The new computers will not carry the symbolic price tag of US$100, at least not right away. The first models will cost US$175 and OLPC hopes the price will come down to US$100 by 2009.
xo
Negroponte wanted to have an innovative, specifically tailored laptop -- called the XO -- that would be very small, hardy, user-friendly and use the free Linux operating system, not Microsoft Corp's Windows, which dominates the world market.
Sponsors of the project include chip maker AMD Inc; RedHat Inc, which is supplying the operating system; Google Inc, eBay Inc and News Corp.
OLPC dropped plans for the laptop to have a manual charger to cope with any lack of electricity, but has built in several features such as a camera, Bluetooth and Wi-Fi connections, and a one gigabyte of memory.
students
The association just distributed several hundred of the laptops to students in Nigeria, Thailand and Uruguay with the hope of eventually shipping millions to the countries. However, no orders came.
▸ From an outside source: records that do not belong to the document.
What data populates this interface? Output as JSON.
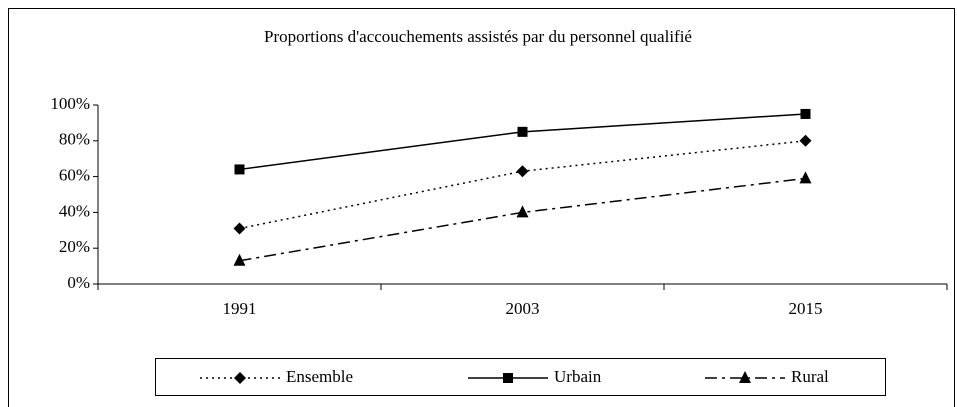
{
  "chart_data": {
    "type": "line",
    "title": "Proportions d'accouchements assistés par du personnel qualifié",
    "categories": [
      "1991",
      "2003",
      "2015"
    ],
    "series": [
      {
        "name": "Ensemble",
        "color": "#000000",
        "dash": "dotted",
        "marker": "diamond",
        "values": [
          31,
          63,
          80
        ]
      },
      {
        "name": "Urbain",
        "color": "#000000",
        "dash": "solid",
        "marker": "square",
        "values": [
          64,
          85,
          95
        ]
      },
      {
        "name": "Rural",
        "color": "#000000",
        "dash": "dashdot",
        "marker": "triangle",
        "values": [
          13,
          40,
          59
        ]
      }
    ],
    "ylim": [
      0,
      100
    ],
    "yticks": [
      {
        "value": 0,
        "label": "0%"
      },
      {
        "value": 20,
        "label": "20%"
      },
      {
        "value": 40,
        "label": "40%"
      },
      {
        "value": 60,
        "label": "60%"
      },
      {
        "value": 80,
        "label": "80%"
      },
      {
        "value": 100,
        "label": "100%"
      }
    ],
    "grid": false,
    "legend": "bottom"
  }
}
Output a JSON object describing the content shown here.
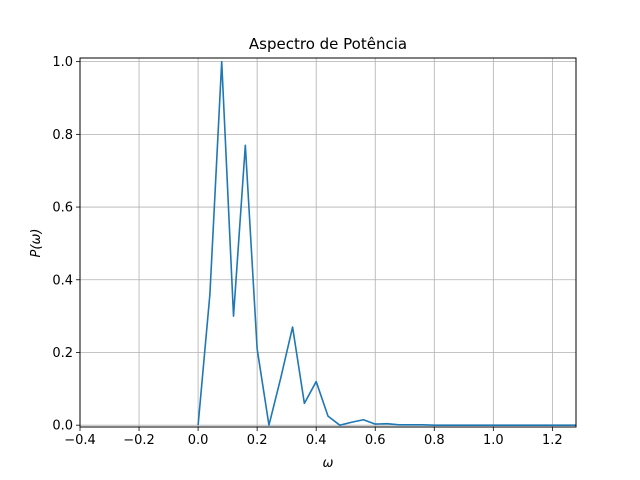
{
  "chart_data": {
    "type": "line",
    "title": "Aspectro de Potência",
    "xlabel": "ω",
    "ylabel": "P(ω)",
    "xlim": [
      -0.4,
      1.28
    ],
    "ylim": [
      -0.005,
      1.01
    ],
    "xticks": [
      -0.4,
      -0.2,
      0.0,
      0.2,
      0.4,
      0.6,
      0.8,
      1.0,
      1.2
    ],
    "xtick_labels": [
      "−0.4",
      "−0.2",
      "0.0",
      "0.2",
      "0.4",
      "0.6",
      "0.8",
      "1.0",
      "1.2"
    ],
    "yticks": [
      0.0,
      0.2,
      0.4,
      0.6,
      0.8,
      1.0
    ],
    "ytick_labels": [
      "0.0",
      "0.2",
      "0.4",
      "0.6",
      "0.8",
      "1.0"
    ],
    "grid": true,
    "line_color": "#1f77b4",
    "series": [
      {
        "x": [
          0.0,
          0.04,
          0.08,
          0.12,
          0.16,
          0.2,
          0.24,
          0.28,
          0.32,
          0.36,
          0.4,
          0.44,
          0.48,
          0.52,
          0.56,
          0.6,
          0.64,
          0.68,
          0.72,
          0.76,
          0.8,
          0.84,
          0.88,
          0.92,
          0.96,
          1.0,
          1.04,
          1.08,
          1.12,
          1.16,
          1.2,
          1.24,
          1.28
        ],
        "y": [
          0.0,
          0.36,
          1.0,
          0.3,
          0.77,
          0.21,
          0.0,
          0.13,
          0.27,
          0.06,
          0.12,
          0.025,
          0.0,
          0.008,
          0.015,
          0.003,
          0.004,
          0.001,
          0.001,
          0.001,
          0.0,
          0.0,
          0.0,
          0.0,
          0.0,
          0.0,
          0.0,
          0.0,
          0.0,
          0.0,
          0.0,
          0.0,
          0.0
        ]
      }
    ]
  }
}
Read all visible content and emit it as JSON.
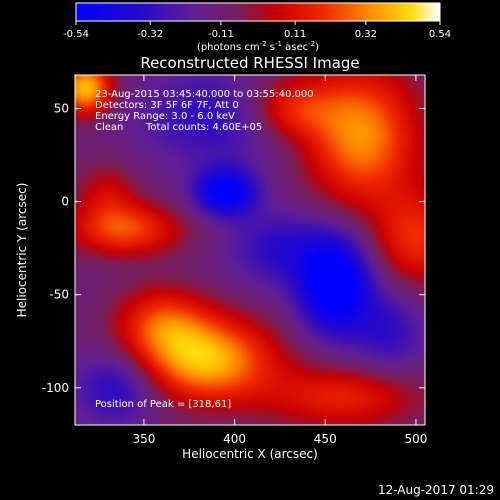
{
  "chart_data": {
    "type": "heatmap",
    "title": "Reconstructed RHESSI Image",
    "xlabel": "Heliocentric X (arcsec)",
    "ylabel": "Heliocentric Y (arcsec)",
    "xlim": [
      312,
      505
    ],
    "ylim": [
      -120,
      68
    ],
    "x_ticks": [
      350,
      400,
      450,
      500
    ],
    "y_ticks": [
      50,
      0,
      -50,
      -100
    ],
    "colorbar": {
      "ticks": [
        "-0.54",
        "-0.32",
        "-0.11",
        "0.11",
        "0.32",
        "0.54"
      ],
      "range": [
        -0.54,
        0.54
      ],
      "unit_label": {
        "prefix": "(photons cm",
        "exp1": "-2",
        "mid1": " s",
        "exp2": "-1",
        "mid2": " asec",
        "exp3": "-2",
        "suffix": ")"
      }
    },
    "annotations": {
      "time_range": "23-Aug-2015 03:45:40.000 to 03:55:40.000",
      "detectors": "Detectors: 3F 5F 6F 7F, Att 0",
      "energy": "Energy Range: 3.0 - 6.0 keV",
      "algorithm": "Clean",
      "total_counts": "Total counts: 4.60E+05",
      "peak": "Position of Peak = [318,61]"
    },
    "components": [
      {
        "x": 318,
        "y": 61,
        "value": 0.54,
        "sx": 10,
        "sy": 10
      },
      {
        "x": 385,
        "y": -85,
        "value": 0.52,
        "sx": 26,
        "sy": 16
      },
      {
        "x": 360,
        "y": -65,
        "value": 0.3,
        "sx": 18,
        "sy": 14
      },
      {
        "x": 470,
        "y": 35,
        "value": 0.46,
        "sx": 22,
        "sy": 26
      },
      {
        "x": 430,
        "y": 50,
        "value": 0.3,
        "sx": 18,
        "sy": 12
      },
      {
        "x": 500,
        "y": -20,
        "value": 0.3,
        "sx": 16,
        "sy": 18
      },
      {
        "x": 340,
        "y": -15,
        "value": 0.35,
        "sx": 22,
        "sy": 10
      },
      {
        "x": 460,
        "y": -105,
        "value": 0.28,
        "sx": 30,
        "sy": 12
      },
      {
        "x": 330,
        "y": 5,
        "value": 0.18,
        "sx": 12,
        "sy": 12
      },
      {
        "x": 455,
        "y": -45,
        "value": -0.54,
        "sx": 14,
        "sy": 18
      },
      {
        "x": 395,
        "y": 5,
        "value": -0.45,
        "sx": 12,
        "sy": 9
      },
      {
        "x": 390,
        "y": 45,
        "value": -0.22,
        "sx": 30,
        "sy": 18
      },
      {
        "x": 335,
        "y": -100,
        "value": -0.25,
        "sx": 16,
        "sy": 14
      },
      {
        "x": 425,
        "y": -25,
        "value": -0.22,
        "sx": 20,
        "sy": 14
      },
      {
        "x": 485,
        "y": -70,
        "value": -0.2,
        "sx": 14,
        "sy": 16
      }
    ],
    "background_level": -0.12
  },
  "footer": {
    "timestamp": "12-Aug-2017 01:29"
  }
}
The sharpest critic of the project is the world's leading chip maker Intel Corp, which has dismissed the XO as a "gadget" and launched a rival commercial product.
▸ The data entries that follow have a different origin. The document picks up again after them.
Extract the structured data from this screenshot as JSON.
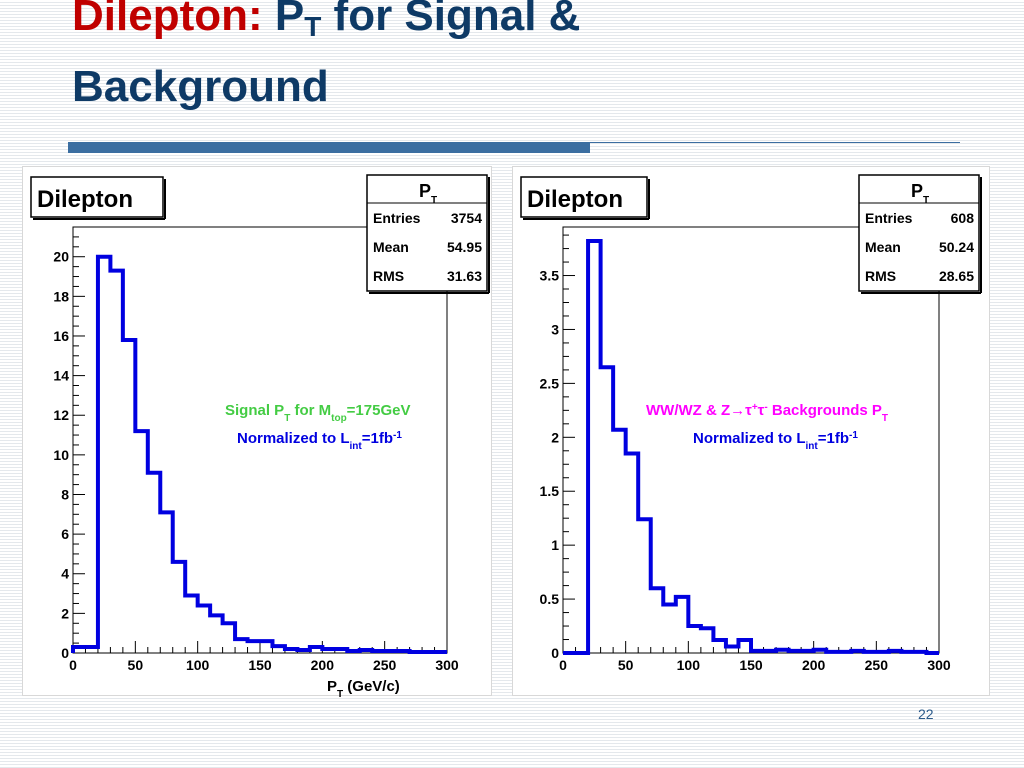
{
  "slide": {
    "title_part1": "Dilepton:",
    "title_part2": " P",
    "title_part2_sub": "T",
    "title_part3": " for Signal &",
    "title_line2": "Background",
    "number": "22"
  },
  "colors": {
    "title_accent": "#c00000",
    "title": "#0e3a66",
    "histogram": "#0000e0",
    "signal_label": "#44cc44",
    "background_label": "#ff00ff",
    "normalized_label": "#0000e0",
    "rule": "#3b6ea1"
  },
  "chart_data": [
    {
      "type": "bar",
      "style": "step-histogram",
      "title": "Dilepton",
      "stats": {
        "header": "P",
        "header_sub": "T",
        "rows": [
          {
            "label": "Entries",
            "value": "3754"
          },
          {
            "label": "Mean",
            "value": "54.95"
          },
          {
            "label": "RMS",
            "value": "31.63"
          }
        ]
      },
      "xlabel": "P",
      "xlabel_sub": "T",
      "xlabel_suffix": " (GeV/c)",
      "xlim": [
        0,
        300
      ],
      "ylim": [
        0,
        21.5
      ],
      "xticks": [
        0,
        50,
        100,
        150,
        200,
        250,
        300
      ],
      "xtick_labels": [
        "0",
        "50",
        "100",
        "150",
        "200",
        "250",
        "300"
      ],
      "yticks": [
        0,
        2,
        4,
        6,
        8,
        10,
        12,
        14,
        16,
        18,
        20
      ],
      "ytick_labels": [
        "0",
        "2",
        "4",
        "6",
        "8",
        "10",
        "12",
        "14",
        "16",
        "18",
        "20"
      ],
      "bin_width": 10,
      "bin_edges_start": 0,
      "values": [
        0.3,
        0.3,
        20.0,
        19.3,
        15.8,
        11.2,
        9.1,
        7.1,
        4.6,
        2.9,
        2.4,
        1.9,
        1.5,
        0.7,
        0.6,
        0.6,
        0.35,
        0.2,
        0.15,
        0.3,
        0.2,
        0.2,
        0.1,
        0.15,
        0.1,
        0.1,
        0.1,
        0.05,
        0.05,
        0.05
      ],
      "annotation_line1": {
        "parts": [
          {
            "text": "Signal P",
            "sub": false
          },
          {
            "text": "T",
            "sub": true
          },
          {
            "text": " for M",
            "sub": false
          },
          {
            "text": "top",
            "sub": true
          },
          {
            "text": "=175GeV",
            "sub": false
          }
        ]
      },
      "annotation_line2": {
        "parts": [
          {
            "text": "Normalized to L",
            "sub": false
          },
          {
            "text": "int",
            "sub": true
          },
          {
            "text": "=1fb",
            "sub": false
          },
          {
            "text": "-1",
            "sup": true
          }
        ]
      }
    },
    {
      "type": "bar",
      "style": "step-histogram",
      "title": "Dilepton",
      "stats": {
        "header": "P",
        "header_sub": "T",
        "rows": [
          {
            "label": "Entries",
            "value": "608"
          },
          {
            "label": "Mean",
            "value": "50.24"
          },
          {
            "label": "RMS",
            "value": "28.65"
          }
        ]
      },
      "xlabel": "",
      "xlim": [
        0,
        300
      ],
      "ylim": [
        0,
        3.95
      ],
      "xticks": [
        0,
        50,
        100,
        150,
        200,
        250,
        300
      ],
      "xtick_labels": [
        "0",
        "50",
        "100",
        "150",
        "200",
        "250",
        "300"
      ],
      "yticks": [
        0,
        0.5,
        1,
        1.5,
        2,
        2.5,
        3,
        3.5
      ],
      "ytick_labels": [
        "0",
        "0.5",
        "1",
        "1.5",
        "2",
        "2.5",
        "3",
        "3.5"
      ],
      "bin_width": 10,
      "bin_edges_start": 0,
      "values": [
        0.0,
        0.0,
        3.82,
        2.65,
        2.07,
        1.85,
        1.24,
        0.6,
        0.45,
        0.52,
        0.25,
        0.23,
        0.12,
        0.06,
        0.12,
        0.02,
        0.02,
        0.03,
        0.02,
        0.02,
        0.03,
        0.01,
        0.01,
        0.02,
        0.01,
        0.01,
        0.02,
        0.01,
        0.01,
        0.0
      ],
      "annotation_line1": {
        "parts": [
          {
            "text": "WW/WZ & Z→τ",
            "sub": false
          },
          {
            "text": "+",
            "sup": true
          },
          {
            "text": "τ",
            "sub": false
          },
          {
            "text": "-",
            "sup": true
          },
          {
            "text": " Backgrounds P",
            "sub": false
          },
          {
            "text": "T",
            "sub": true
          }
        ]
      },
      "annotation_line2": {
        "parts": [
          {
            "text": "Normalized to L",
            "sub": false
          },
          {
            "text": "int",
            "sub": true
          },
          {
            "text": "=1fb",
            "sub": false
          },
          {
            "text": "-1",
            "sup": true
          }
        ]
      }
    }
  ]
}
Intel's "Classmate," also manufactured in Taiwan, costs US$285 and the price will drop to US$200 at the end of the year, Intel spokeswoman Agnes Kwan said.
Several thousand
Several thousand units have been shipped to Brazil, Mexico and Nigeria, she said, and the target is 100,000 laptops by December. And Pakistan has ordered 700,000 for 2009, she said.
Aghast at this commercial rivalry, Negroponte said recently that "Intel should be ashamed of itself."
He accused the US microprocessor giant of selling the laptops below cost to destroy the XO, a charge Intel has denied.
Soon OLPC will have to contend with even more aggressive Indian competitors.
The group Novatium just brought out a basic "NetPC" for US$80.
The market for the poor has become so enticing that Microsoft is preparing to launch a scaled-down software bundle of Windows and Office for US$3 for qualifying governments.
UNICEF, the UN children's fund, is a bright spot for OLPC which is putting its education content on all the laptops shipped.
On a sunny spring day in New York last week, two UNICEF officials were outdoors testing several of the small green-and-white laptops.
"If millions of these are in kids' hands, it will be a very good way to develop our info for them and to hear back from kids in the developing world to know what their needs are," said Erica Kochi, a spokeswoman.
94 teens
UNICEF is sending 94 teens from several countries to Heiligendamm, Germany, on Friday to use the XOs to prepare proposals to present to the leaders of the G8 leading nations meeting there, she said.
"We are using the XO during the summit because these machines connect between them even if there is no Internet," Kochi explained.